Gallbladder and cholangiocarcinomas represent a heterogeneous group of malignant diseases that commonly present at an advanced stage and have limited therapeutic options. Based on the role of the Ras-Raf-Mek-Erk pathway and the VEGF axis in biliary carcinomas, we conducted a phase II study of sorafenib in patients with advanced biliary cancers.

METHODS

Eligible patients had no prior therapy for metastatic or unresectable disease. Sorafenib was administered at 400 mg po twice daily continuously.

RESULTS

The study was terminated after the first stage of accrual due to failure to meet the primary objective.

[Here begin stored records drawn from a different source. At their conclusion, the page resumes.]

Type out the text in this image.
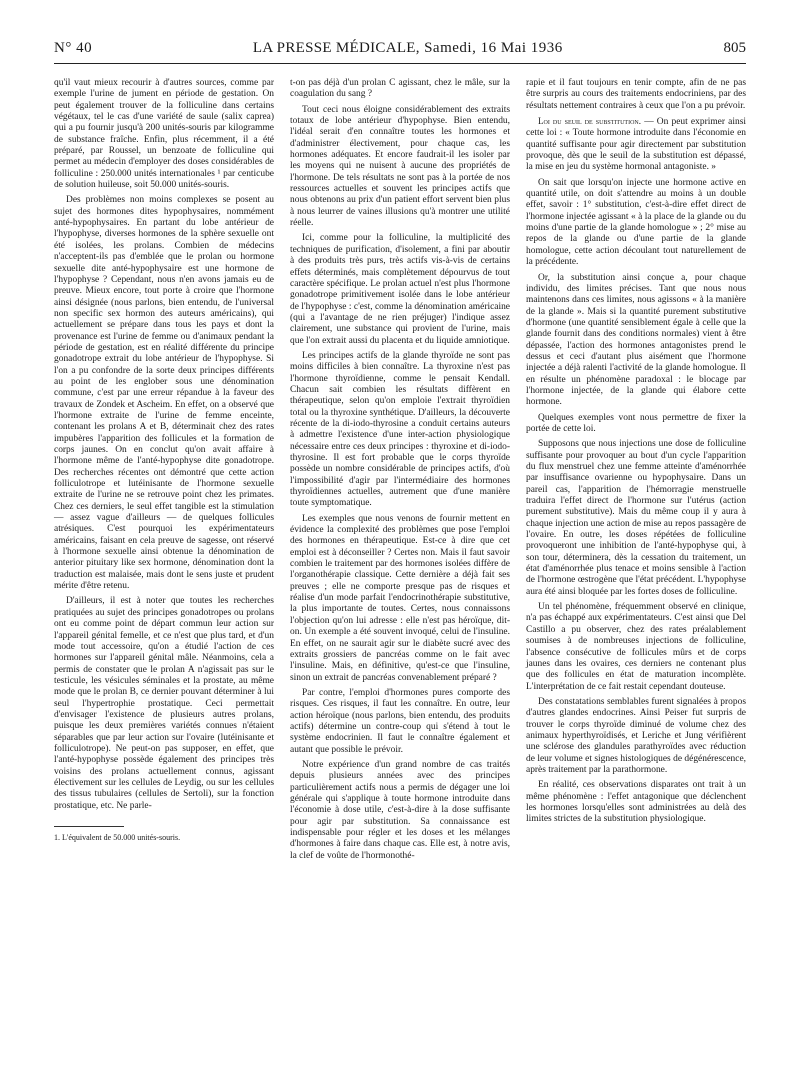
N° 40	LA PRESSE MÉDICALE, Samedi, 16 Mai 1936	805

qu'il vaut mieux recourir à d'autres sources, comme par exemple l'urine de jument en période de gestation. On peut également trouver de la folliculine dans certains végétaux, tel le cas d'une variété de saule (salix caprea) qui a pu fournir jusqu'à 200 unités-souris par kilogramme de substance fraîche. Enfin, plus récemment, il a été préparé, par Roussel, un benzoate de folliculine qui permet au médecin d'employer des doses considérables de folliculine : 250.000 unités internationales ¹ par centicube de solution huileuse, soit 50.000 unités-souris.

Des problèmes non moins complexes se posent au sujet des hormones dites hypophysaires, nommément anté-hypophysaires. En partant du lobe antérieur de l'hypophyse, diverses hormones de la sphère sexuelle ont été isolées, les prolans. Combien de médecins n'acceptent-ils pas d'emblée que le prolan ou hormone sexuelle dite anté-hypophysaire est une hormone de l'hypophyse ? Cependant, nous n'en avons jamais eu de preuve. Mieux encore, tout porte à croire que l'hormone ainsi désignée (nous parlons, bien entendu, de l'universal non specific sex hormon des auteurs américains), qui actuellement se prépare dans tous les pays et dont la provenance est l'urine de femme ou d'animaux pendant la période de gestation, est en réalité différente du principe gonadotrope extrait du lobe antérieur de l'hypophyse. Si l'on a pu confondre de la sorte deux principes différents au point de les englober sous une dénomination commune, c'est par une erreur répandue à la faveur des travaux de Zondek et Ascheim. En effet, on a observé que l'hormone extraite de l'urine de femme enceinte, contenant les prolans A et B, déterminait chez des rates impubères l'apparition des follicules et la formation de corps jaunes. On en conclut qu'on avait affaire à l'hormone même de l'anté-hypophyse dite gonadotrope. Des recherches récentes ont démontré que cette action folliculotrope et lutéinisante de l'hormone sexuelle extraite de l'urine ne se retrouve point chez les primates. Chez ces derniers, le seul effet tangible est la stimulation — assez vague d'ailleurs — de quelques follicules atrésiques. C'est pourquoi les expérimentateurs américains, faisant en cela preuve de sagesse, ont réservé à l'hormone sexuelle ainsi obtenue la dénomination de anterior pituitary like sex hormone, dénomination dont la traduction est malaisée, mais dont le sens juste et prudent mérite d'être retenu.

D'ailleurs, il est à noter que toutes les recherches pratiquées au sujet des principes gonadotropes ou prolans ont eu comme point de départ commun leur action sur l'appareil génital femelle, et ce n'est que plus tard, et d'un mode tout accessoire, qu'on a étudié l'action de ces hormones sur l'appareil génital mâle. Néanmoins, cela a permis de constater que le prolan A n'agissait pas sur le testicule, les vésicules séminales et la prostate, au même mode que le prolan B, ce dernier pouvant déterminer à lui seul l'hypertrophie prostatique. Ceci permettait d'envisager l'existence de plusieurs autres prolans, puisque les deux premières variétés connues n'étaient séparables que par leur action sur l'ovaire (lutéinisante et folliculotrope). Ne peut-on pas supposer, en effet, que l'anté-hypophyse possède également des principes très voisins des prolans actuellement connus, agissant électivement sur les cellules de Leydig, ou sur les cellules des tissus tubulaires (cellules de Sertoli), sur la fonction prostatique, etc. Ne parle-

1. L'équivalent de 50.000 unités-souris.

t-on pas déjà d'un prolan C agissant, chez le mâle, sur la coagulation du sang ?

Tout ceci nous éloigne considérablement des extraits totaux de lobe antérieur d'hypophyse. Bien entendu, l'idéal serait d'en connaître toutes les hormones et d'administrer électivement, pour chaque cas, les hormones adéquates. Et encore faudrait-il les isoler par les moyens qui ne nuisent à aucune des propriétés de l'hormone. De tels résultats ne sont pas à la portée de nos ressources actuelles et souvent les principes actifs que nous obtenons au prix d'un patient effort servent bien plus à nous leurrer de vaines illusions qu'à montrer une utilité réelle.

Ici, comme pour la folliculine, la multiplicité des techniques de purification, d'isolement, a fini par aboutir à des produits très purs, très actifs vis-à-vis de certains effets déterminés, mais complètement dépourvus de tout caractère spécifique. Le prolan actuel n'est plus l'hormone gonadotrope primitivement isolée dans le lobe antérieur de l'hypophyse : c'est, comme la dénomination américaine (qui a l'avantage de ne rien préjuger) l'indique assez clairement, une substance qui provient de l'urine, mais que l'on extrait aussi du placenta et du liquide amniotique.

Les principes actifs de la glande thyroïde ne sont pas moins difficiles à bien connaître. La thyroxine n'est pas l'hormone thyroïdienne, comme le pensait Kendall. Chacun sait combien les résultats diffèrent en thérapeutique, selon qu'on emploie l'extrait thyroïdien total ou la thyroxine synthétique. D'ailleurs, la découverte récente de la di-iodo-thyrosine a conduit certains auteurs à admettre l'existence d'une inter-action physiologique nécessaire entre ces deux principes : thyroxine et di-iodo-thyrosine. Il est fort probable que le corps thyroïde possède un nombre considérable de principes actifs, d'où l'impossibilité d'agir par l'intermédiaire des hormones thyroïdiennes actuelles, autrement que d'une manière toute symptomatique.

Les exemples que nous venons de fournir mettent en évidence la complexité des problèmes que pose l'emploi des hormones en thérapeutique. Est-ce à dire que cet emploi est à déconseiller ? Certes non. Mais il faut savoir combien le traitement par des hormones isolées diffère de l'organothérapie classique. Cette dernière a déjà fait ses preuves ; elle ne comporte presque pas de risques et réalise d'un mode parfait l'endocrinothérapie substitutive, la plus importante de toutes. Certes, nous connaissons l'objection qu'on lui adresse : elle n'est pas héroïque, dit-on. Un exemple a été souvent invoqué, celui de l'insuline. En effet, on ne saurait agir sur le diabète sucré avec des extraits grossiers de pancréas comme on le fait avec l'insuline. Mais, en définitive, qu'est-ce que l'insuline, sinon un extrait de pancréas convenablement préparé ?

Par contre, l'emploi d'hormones pures comporte des risques. Ces risques, il faut les connaître. En outre, leur action héroïque (nous parlons, bien entendu, des produits actifs) détermine un contre-coup qui s'étend à tout le système endocrinien. Il faut le connaître également et autant que possible le prévoir.

Notre expérience d'un grand nombre de cas traités depuis plusieurs années avec des principes particulièrement actifs nous a permis de dégager une loi générale qui s'applique à toute hormone introduite dans l'économie à dose utile, c'est-à-dire à la dose suffisante pour agir par substitution. Sa connaissance est indispensable pour régler et les doses et les mélanges d'hormones à faire dans chaque cas. Elle est, à notre avis, la clef de voûte de l'hormonothé-

rapie et il faut toujours en tenir compte, afin de ne pas être surpris au cours des traitements endocriniens, par des résultats nettement contraires à ceux que l'on a pu prévoir.

Loi du seuil de substitution. — On peut exprimer ainsi cette loi : « Toute hormone introduite dans l'économie en quantité suffisante pour agir directement par substitution provoque, dès que le seuil de la substitution est dépassé, la mise en jeu du système hormonal antagoniste. »

On sait que lorsqu'on injecte une hormone active en quantité utile, on doit s'attendre au moins à un double effet, savoir : 1° substitution, c'est-à-dire effet direct de l'hormone injectée agissant « à la place de la glande ou du moins d'une partie de la glande homologue » ; 2° mise au repos de la glande ou d'une partie de la glande homologue, cette action découlant tout naturellement de la précédente.

Or, la substitution ainsi conçue a, pour chaque individu, des limites précises. Tant que nous nous maintenons dans ces limites, nous agissons « à la manière de la glande ». Mais si la quantité purement substitutive d'hormone (une quantité sensiblement égale à celle que la glande fournit dans des conditions normales) vient à être dépassée, l'action des hormones antagonistes prend le dessus et ceci d'autant plus aisément que l'hormone injectée a déjà ralenti l'activité de la glande homologue. Il en résulte un phénomène paradoxal : le blocage par l'hormone injectée, de la glande qui élabore cette hormone.

Quelques exemples vont nous permettre de fixer la portée de cette loi.

Supposons que nous injections une dose de folliculine suffisante pour provoquer au bout d'un cycle l'apparition du flux menstruel chez une femme atteinte d'aménorrhée par insuffisance ovarienne ou hypophysaire. Dans un pareil cas, l'apparition de l'hémorragie menstruelle traduira l'effet direct de l'hormone sur l'utérus (action purement substitutive). Mais du même coup il y aura à chaque injection une action de mise au repos passagère de l'ovaire. En outre, les doses répétées de folliculine provoqueront une inhibition de l'anté-hypophyse qui, à son tour, déterminera, dès la cessation du traitement, un état d'aménorrhée plus tenace et moins sensible à l'action de l'hormone œstrogène que l'état précédent. L'hypophyse aura été ainsi bloquée par les fortes doses de folliculine.

Un tel phénomène, fréquemment observé en clinique, n'a pas échappé aux expérimentateurs. C'est ainsi que Del Castillo a pu observer, chez des rates préalablement soumises à de nombreuses injections de folliculine, l'absence consécutive de follicules mûrs et de corps jaunes dans les ovaires, ces derniers ne contenant plus que des follicules en état de maturation incomplète. L'interprétation de ce fait restait cependant douteuse.

Des constatations semblables furent signalées à propos d'autres glandes endocrines. Ainsi Peiser fut surpris de trouver le corps thyroïde diminué de volume chez des animaux hyperthyroïdisés, et Leriche et Jung vérifièrent une sclérose des glandules parathyroïdes avec réduction de leur volume et signes histologiques de dégénérescence, après traitement par la parathormone.

En réalité, ces observations disparates ont trait à un même phénomène : l'effet antagonique que déclenchent les hormones lorsqu'elles sont administrées au delà des limites strictes de la substitution physiologique.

A confirmed response rate of 0% (0%-11%) was observed. Thirty-nine percent of patients demonstrated stable disease (including 2 with unconfirmed PR). PFS was 3 months (95% CI: 2-4 months) and OS 9 months (95% CI: 4-12 months). The most common grade 3 and 4 toxicities included hand-foot skin reaction (13%), bilirubin elevation (13%), venous thromboembolism (10%), AST/ALT elevation (10%) and elevated alkaline phosphatase (10%).

CONCLUSION

While treatment with sorafenib did not result in objective responses, patients with biliary cancers receiving this drug had some therapeutic benefit. Additional studies with sorafenib in combination with chemotherapy or other targeted agents may be warranted.